Not that Haldeman IS RIGHT on the issue. I dont mind creative licenses sometimes 😉
“In the air?” That’s fine then. If the pressure is high enough, there will be no boiling and the cold air will help carry off heat rapidly.
Haven’t read The Forever War in quite sometime, but maybe it’s a good time to do so before the movie comes out, and before next time I see Joe. Then we can drink some wine and argue about under what conditions blood boils and freezes.
Interestingly, we have sayings about getting angry “My blood is boiling!” and being cruel “He had ice in his veins.”
oops… sorry… when I meant “in the air”, I meant “while not touching the ground”. Haha, damn. Many expressions were made to use on Earth conditions. For example… flying… can the word “fly” designate moving on vaccum?

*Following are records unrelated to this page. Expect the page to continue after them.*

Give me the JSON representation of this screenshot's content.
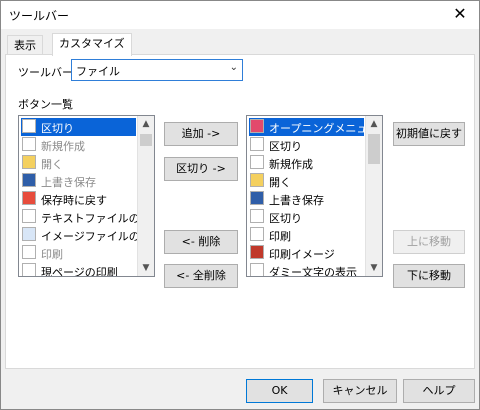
{
  "title": "ツールバー",
  "tabs": [
    {
      "label": "表示"
    },
    {
      "label": "カスタマイズ"
    }
  ],
  "toolbar_label": "ツールバー :",
  "toolbar_select": "ファイル",
  "buttons_section_label": "ボタン一覧",
  "left_list": [
    {
      "label": "区切り",
      "selected": true,
      "dim": false
    },
    {
      "label": "新規作成",
      "selected": false,
      "dim": true
    },
    {
      "label": "開く",
      "selected": false,
      "dim": true
    },
    {
      "label": "上書き保存",
      "selected": false,
      "dim": true
    },
    {
      "label": "保存時に戻す",
      "selected": false,
      "dim": false
    },
    {
      "label": "テキストファイルの読み込",
      "selected": false,
      "dim": false
    },
    {
      "label": "イメージファイルの読み込",
      "selected": false,
      "dim": false
    },
    {
      "label": "印刷",
      "selected": false,
      "dim": true
    },
    {
      "label": "現ページの印刷",
      "selected": false,
      "dim": false
    }
  ],
  "right_list": [
    {
      "label": "オープニングメニュー",
      "selected": true
    },
    {
      "label": "区切り",
      "selected": false
    },
    {
      "label": "新規作成",
      "selected": false
    },
    {
      "label": "開く",
      "selected": false
    },
    {
      "label": "上書き保存",
      "selected": false
    },
    {
      "label": "区切り",
      "selected": false
    },
    {
      "label": "印刷",
      "selected": false
    },
    {
      "label": "印刷イメージ",
      "selected": false
    },
    {
      "label": "ダミー文字の表示",
      "selected": false
    }
  ],
  "middle_buttons": {
    "add": "追加 ->",
    "separator": "区切り ->",
    "remove": "<- 削除",
    "remove_all": "<- 全削除"
  },
  "right_buttons": {
    "reset": "初期値に戻す",
    "move_up": "上に移動",
    "move_down": "下に移動"
  },
  "footer": {
    "ok": "OK",
    "cancel": "キャンセル",
    "help": "ヘルプ"
  }
}
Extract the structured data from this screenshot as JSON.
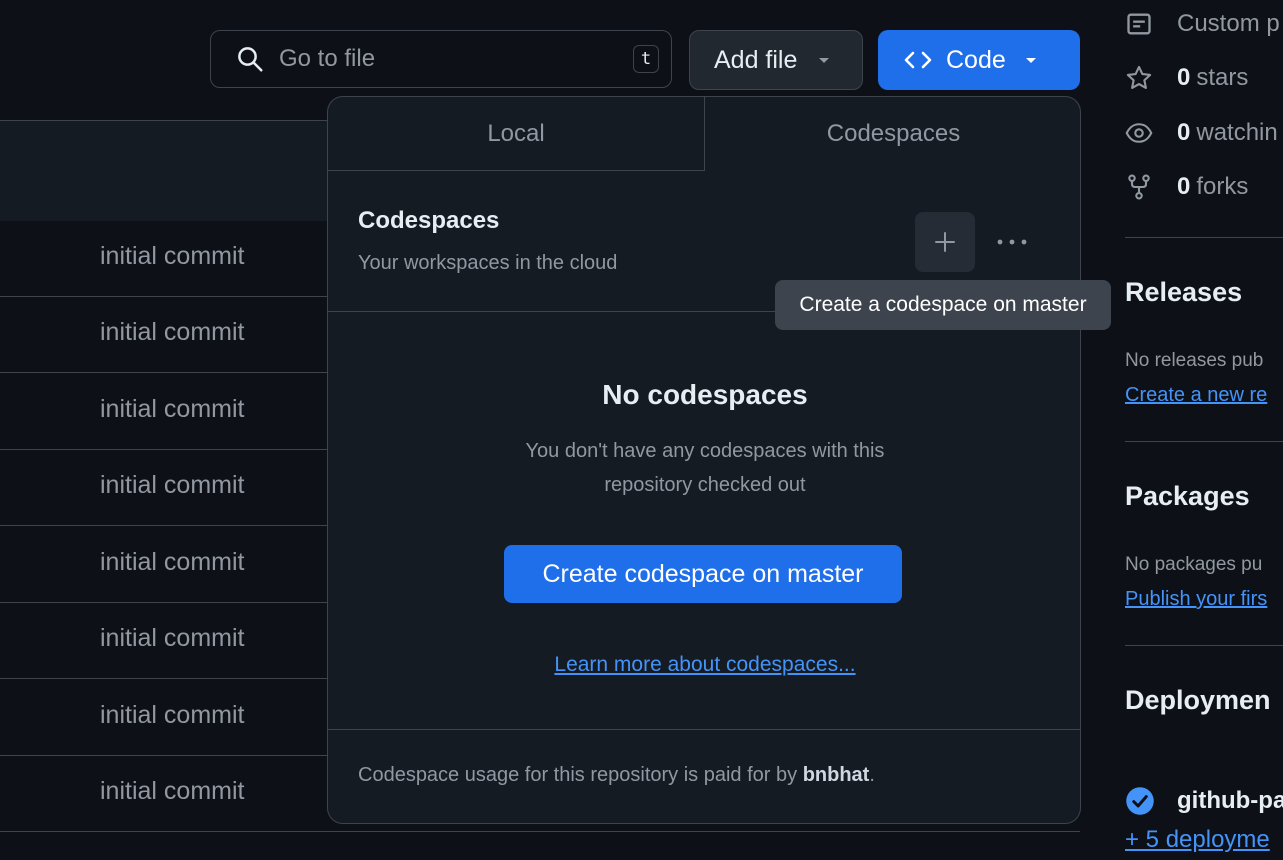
{
  "toolbar": {
    "search_placeholder": "Go to file",
    "search_shortcut": "t",
    "add_file_label": "Add file",
    "code_label": "Code"
  },
  "file_rows": [
    {
      "message": "initial commit"
    },
    {
      "message": "initial commit"
    },
    {
      "message": "initial commit"
    },
    {
      "message": "initial commit"
    },
    {
      "message": "initial commit"
    },
    {
      "message": "initial commit"
    },
    {
      "message": "initial commit"
    },
    {
      "message": "initial commit"
    }
  ],
  "popover": {
    "tabs": [
      {
        "label": "Local",
        "active": false
      },
      {
        "label": "Codespaces",
        "active": true
      }
    ],
    "section_title": "Codespaces",
    "section_subtitle": "Your workspaces in the cloud",
    "empty_title": "No codespaces",
    "empty_text": "You don't have any codespaces with this repository checked out",
    "create_button": "Create codespace on master",
    "learn_more": "Learn more about codespaces...",
    "footer_prefix": "Codespace usage for this repository is paid for by ",
    "footer_user": "bnbhat",
    "footer_suffix": "."
  },
  "tooltip": {
    "text": "Create a codespace on master"
  },
  "sidebar": {
    "custom_properties": "Custom p",
    "stars_count": "0",
    "stars_label": "stars",
    "watching_count": "0",
    "watching_label": "watchin",
    "forks_count": "0",
    "forks_label": "forks",
    "releases_title": "Releases",
    "releases_note": "No releases pub",
    "releases_link": "Create a new re",
    "packages_title": "Packages",
    "packages_note": "No packages pu",
    "packages_link": "Publish your firs",
    "deployments_title": "Deploymen",
    "deployment_name": "github-pa",
    "deployments_more": "+ 5 deployme"
  },
  "colors": {
    "background": "#0d1117",
    "accent": "#1f6feb",
    "link": "#4493f8",
    "border": "#3d444d"
  },
  "icons": [
    "search-icon",
    "caret-down-icon",
    "code-icon",
    "plus-icon",
    "kebab-icon",
    "note-icon",
    "star-icon",
    "eye-icon",
    "fork-icon",
    "check-circle-icon"
  ]
}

You know Joe Haldeman? Yay, thats cool. Which other sci-fi authors are your personal acquaintances (sp?)
Btw, even better was to know that there is a Forever War movie being made. Where can I get more info about that? Just hope its more true to the book than all the latest sci-fi movies based on books around (Starship Troopers, I Robot, etc)
Freezing won’t happen first. Boiling first. I can see some flash freezing afterward from the evaporative cooling, perhaps. Close to the sun, not so much, or it won’t last long if a little bit does freeze. Out by Charon, it will freeze and stay frozen, but the first thing will be that the blood boils away, leaving a little ice later.
Yeah, I know Joe, and he’s going to be a guest instructor for a workshop I’m running in the U.S. in July, back in Wyoming. SF is a relatively small field and we have conventions and most of us have met each other at least in passing. My fanboy moment was after my first novel came out, having dinner with Gregory Benford, David Brin, David Gerrold, and Vernor Vinge, and being treated as one of the gang. You name them, I’ve probably met them at least in passing, or seen them across the room.
There isn’t a lot of info about the Forever War movie yet, although Ridley Scott is supposed to be running the show. I don’t know how far along it is, and Hollywood projects aren’t sure things until they’re in the theater.